主に夏に幼児を中心として流行しますが、原因はコクサッキーA16など、エンテロウィルスのうちの何種かで一種でないため、何回もかかることがあり、また、大人も時にかかります。感染経路は、経口、接触、飛沫と、そばにいるだけでもうつります。
感染してから3~4日の潜伏期をおいて38℃前後の発熱を数日間伴うことが多いですが、あまり熱の出ないこともあります。口内の発疹は、2~5mm程度の水疱性の発疹は舌頬粘膜と広範囲にでき、痛みのために食べられなくなってしまうこともあります。手・足にも同様の発疹ができますが、かゆみや痛みはほとんどありません。発疹は7~10日で消失します。

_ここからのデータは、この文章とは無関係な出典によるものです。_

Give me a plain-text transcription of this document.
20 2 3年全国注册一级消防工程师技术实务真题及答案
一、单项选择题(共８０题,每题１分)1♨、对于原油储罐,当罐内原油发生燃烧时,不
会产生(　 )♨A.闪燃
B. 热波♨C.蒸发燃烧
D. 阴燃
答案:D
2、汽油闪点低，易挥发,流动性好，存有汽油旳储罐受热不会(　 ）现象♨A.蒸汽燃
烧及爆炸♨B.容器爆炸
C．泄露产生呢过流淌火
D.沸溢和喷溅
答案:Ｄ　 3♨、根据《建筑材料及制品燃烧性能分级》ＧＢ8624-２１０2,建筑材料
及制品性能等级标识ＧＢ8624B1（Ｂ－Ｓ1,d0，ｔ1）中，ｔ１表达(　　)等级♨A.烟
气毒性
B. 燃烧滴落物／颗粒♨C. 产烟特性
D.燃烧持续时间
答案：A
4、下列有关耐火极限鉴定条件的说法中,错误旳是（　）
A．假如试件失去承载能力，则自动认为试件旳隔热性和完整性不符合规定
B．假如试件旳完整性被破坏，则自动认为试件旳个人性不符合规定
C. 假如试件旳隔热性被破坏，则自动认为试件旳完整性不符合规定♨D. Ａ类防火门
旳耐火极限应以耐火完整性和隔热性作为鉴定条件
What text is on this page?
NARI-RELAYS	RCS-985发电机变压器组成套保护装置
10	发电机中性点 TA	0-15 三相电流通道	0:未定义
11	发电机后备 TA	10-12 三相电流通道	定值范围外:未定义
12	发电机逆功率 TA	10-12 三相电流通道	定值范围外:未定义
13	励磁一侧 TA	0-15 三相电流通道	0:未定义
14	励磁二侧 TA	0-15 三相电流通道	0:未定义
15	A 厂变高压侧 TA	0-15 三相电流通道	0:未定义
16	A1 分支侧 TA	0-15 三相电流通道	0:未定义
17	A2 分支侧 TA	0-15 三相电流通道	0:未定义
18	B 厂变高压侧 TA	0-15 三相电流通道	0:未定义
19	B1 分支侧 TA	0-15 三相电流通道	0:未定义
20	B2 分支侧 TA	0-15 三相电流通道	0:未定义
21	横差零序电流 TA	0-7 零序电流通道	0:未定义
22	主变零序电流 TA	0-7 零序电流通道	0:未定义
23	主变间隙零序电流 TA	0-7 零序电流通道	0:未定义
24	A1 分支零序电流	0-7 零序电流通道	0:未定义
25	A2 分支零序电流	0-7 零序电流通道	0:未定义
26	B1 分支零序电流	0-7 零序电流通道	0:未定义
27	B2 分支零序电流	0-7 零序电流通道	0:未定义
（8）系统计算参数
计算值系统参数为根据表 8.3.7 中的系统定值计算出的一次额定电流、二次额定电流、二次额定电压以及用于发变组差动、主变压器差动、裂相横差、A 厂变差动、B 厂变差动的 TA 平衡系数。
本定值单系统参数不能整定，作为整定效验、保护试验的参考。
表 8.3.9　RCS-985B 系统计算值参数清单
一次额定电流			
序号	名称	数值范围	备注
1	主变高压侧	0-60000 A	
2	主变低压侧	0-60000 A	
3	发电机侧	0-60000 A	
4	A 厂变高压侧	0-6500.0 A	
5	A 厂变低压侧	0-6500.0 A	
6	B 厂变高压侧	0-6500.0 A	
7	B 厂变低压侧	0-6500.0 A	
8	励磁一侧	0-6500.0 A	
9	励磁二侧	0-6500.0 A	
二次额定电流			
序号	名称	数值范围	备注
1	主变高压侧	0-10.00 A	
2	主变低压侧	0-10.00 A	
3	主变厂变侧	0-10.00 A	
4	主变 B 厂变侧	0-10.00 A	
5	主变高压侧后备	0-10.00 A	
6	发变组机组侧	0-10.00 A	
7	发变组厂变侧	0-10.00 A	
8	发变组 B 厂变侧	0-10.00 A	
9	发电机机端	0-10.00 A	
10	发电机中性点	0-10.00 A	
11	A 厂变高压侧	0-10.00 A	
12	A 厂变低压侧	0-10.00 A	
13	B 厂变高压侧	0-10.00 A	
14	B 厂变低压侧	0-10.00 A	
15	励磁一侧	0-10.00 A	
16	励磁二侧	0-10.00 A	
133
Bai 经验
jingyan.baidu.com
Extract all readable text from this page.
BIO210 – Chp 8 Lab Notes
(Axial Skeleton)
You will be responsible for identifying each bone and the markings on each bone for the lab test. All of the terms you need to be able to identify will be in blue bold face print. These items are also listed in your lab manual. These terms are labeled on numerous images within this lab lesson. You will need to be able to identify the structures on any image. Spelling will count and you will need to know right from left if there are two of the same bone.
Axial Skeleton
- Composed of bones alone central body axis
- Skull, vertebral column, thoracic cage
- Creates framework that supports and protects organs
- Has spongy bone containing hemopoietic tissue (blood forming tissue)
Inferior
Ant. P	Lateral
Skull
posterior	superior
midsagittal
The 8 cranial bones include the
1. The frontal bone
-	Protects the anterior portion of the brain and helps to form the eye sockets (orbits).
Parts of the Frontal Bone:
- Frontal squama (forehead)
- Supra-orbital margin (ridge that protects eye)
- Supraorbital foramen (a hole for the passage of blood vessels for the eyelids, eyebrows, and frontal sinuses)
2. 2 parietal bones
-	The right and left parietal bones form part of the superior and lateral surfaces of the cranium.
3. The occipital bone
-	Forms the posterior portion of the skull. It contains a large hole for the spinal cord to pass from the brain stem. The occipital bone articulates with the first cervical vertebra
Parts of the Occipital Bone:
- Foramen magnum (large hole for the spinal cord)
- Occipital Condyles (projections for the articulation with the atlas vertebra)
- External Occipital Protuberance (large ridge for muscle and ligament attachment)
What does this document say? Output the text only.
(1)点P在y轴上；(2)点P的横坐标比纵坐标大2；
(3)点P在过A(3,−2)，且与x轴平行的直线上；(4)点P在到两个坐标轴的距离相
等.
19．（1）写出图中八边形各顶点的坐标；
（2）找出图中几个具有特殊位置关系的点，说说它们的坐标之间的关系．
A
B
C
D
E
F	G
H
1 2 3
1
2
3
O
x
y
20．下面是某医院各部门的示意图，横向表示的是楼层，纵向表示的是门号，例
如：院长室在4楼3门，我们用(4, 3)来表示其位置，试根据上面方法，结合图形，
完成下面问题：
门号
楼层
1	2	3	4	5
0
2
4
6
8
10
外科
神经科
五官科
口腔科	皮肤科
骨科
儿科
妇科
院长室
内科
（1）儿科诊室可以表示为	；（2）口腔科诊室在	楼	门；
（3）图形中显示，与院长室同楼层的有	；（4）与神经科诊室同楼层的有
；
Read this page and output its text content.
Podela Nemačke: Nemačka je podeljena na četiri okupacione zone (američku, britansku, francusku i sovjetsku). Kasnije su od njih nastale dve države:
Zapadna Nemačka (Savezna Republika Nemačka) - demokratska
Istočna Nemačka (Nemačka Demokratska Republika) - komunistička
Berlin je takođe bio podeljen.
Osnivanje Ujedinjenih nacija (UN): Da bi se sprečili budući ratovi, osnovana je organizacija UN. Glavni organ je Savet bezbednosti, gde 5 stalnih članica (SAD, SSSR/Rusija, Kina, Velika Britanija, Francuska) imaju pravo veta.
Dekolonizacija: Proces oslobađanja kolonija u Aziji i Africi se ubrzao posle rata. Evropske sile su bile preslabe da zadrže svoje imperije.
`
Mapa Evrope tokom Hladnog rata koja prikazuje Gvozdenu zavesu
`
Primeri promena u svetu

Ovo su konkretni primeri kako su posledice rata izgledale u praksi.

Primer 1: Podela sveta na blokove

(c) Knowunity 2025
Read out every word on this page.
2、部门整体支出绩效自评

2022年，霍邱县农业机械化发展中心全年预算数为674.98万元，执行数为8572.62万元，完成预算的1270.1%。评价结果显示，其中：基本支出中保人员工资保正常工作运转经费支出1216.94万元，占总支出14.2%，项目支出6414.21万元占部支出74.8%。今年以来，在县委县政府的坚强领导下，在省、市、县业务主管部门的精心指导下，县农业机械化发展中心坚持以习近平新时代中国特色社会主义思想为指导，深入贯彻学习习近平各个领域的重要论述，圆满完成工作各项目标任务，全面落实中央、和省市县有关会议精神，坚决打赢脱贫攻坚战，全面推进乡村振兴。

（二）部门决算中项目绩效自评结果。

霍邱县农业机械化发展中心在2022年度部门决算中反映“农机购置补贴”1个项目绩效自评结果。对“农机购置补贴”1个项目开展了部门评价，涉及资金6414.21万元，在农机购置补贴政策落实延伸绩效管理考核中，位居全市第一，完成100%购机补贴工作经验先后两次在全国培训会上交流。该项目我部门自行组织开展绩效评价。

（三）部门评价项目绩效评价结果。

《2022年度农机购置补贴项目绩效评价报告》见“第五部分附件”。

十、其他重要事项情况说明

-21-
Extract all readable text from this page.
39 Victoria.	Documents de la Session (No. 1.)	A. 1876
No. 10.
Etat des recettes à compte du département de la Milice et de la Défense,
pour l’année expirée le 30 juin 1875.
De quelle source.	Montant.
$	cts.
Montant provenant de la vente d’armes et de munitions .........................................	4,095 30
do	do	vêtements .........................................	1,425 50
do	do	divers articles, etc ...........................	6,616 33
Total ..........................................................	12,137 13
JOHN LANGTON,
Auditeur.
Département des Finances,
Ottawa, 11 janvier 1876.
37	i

他に合併症として下痢することもありますが、軽く済みます。いちばん怖い合併症として髄膜炎、脳炎が稀にあり、発疹の初期2~3日に頭痛、嘔吐を伴う高熱が2日以上続いたら医師に診てもらった方がよいでしょう。
一般的には、手足口の発疹と発熱など症状で診断します。
口が痛くて食べられなくなり、発疹のため脱水傾向となりやすいので、薄味のやわらかい食事をあげて、水分不足にならないようにしてください。発疹には、特別効果のある薬はなく、口内を保護する軟膏程度です。
発熱に対しても、腋を冷やしたりと、風邪のときのように冷やすだけで済むことが多いですが、熱が高ければ対症的に、一時解熱剤を使ってもよいです。発熱に対しては、必要に応じて解熱剤の投与や、首、腋などの冷却をしますが、冷やし過ぎないようにしましょう。38℃程度なら解熱剤は使用しなくてよいです。食欲不振には、水分の多いものをあげて、脱水には注意し、そのために元気がなくなっているようなら医師に診せてください。
幼稚園などでは患児と接触しないことです。また、患児の便に対する注意と手洗いは予防として必要ですが、ワクチンはありません。
登園は患児が発熱・下痢等の主要症状が改善すれば可能としますが、主症状が回復した後も、4週間くらい身体にウィルスが排出されることがあり、他の幼児にうつしてしまうこともあります。この時期に3種混合やポリオ等の予防、接種を行うことが多いのですが、ワクチン接種は主症状が改善してから1カ月以降とします。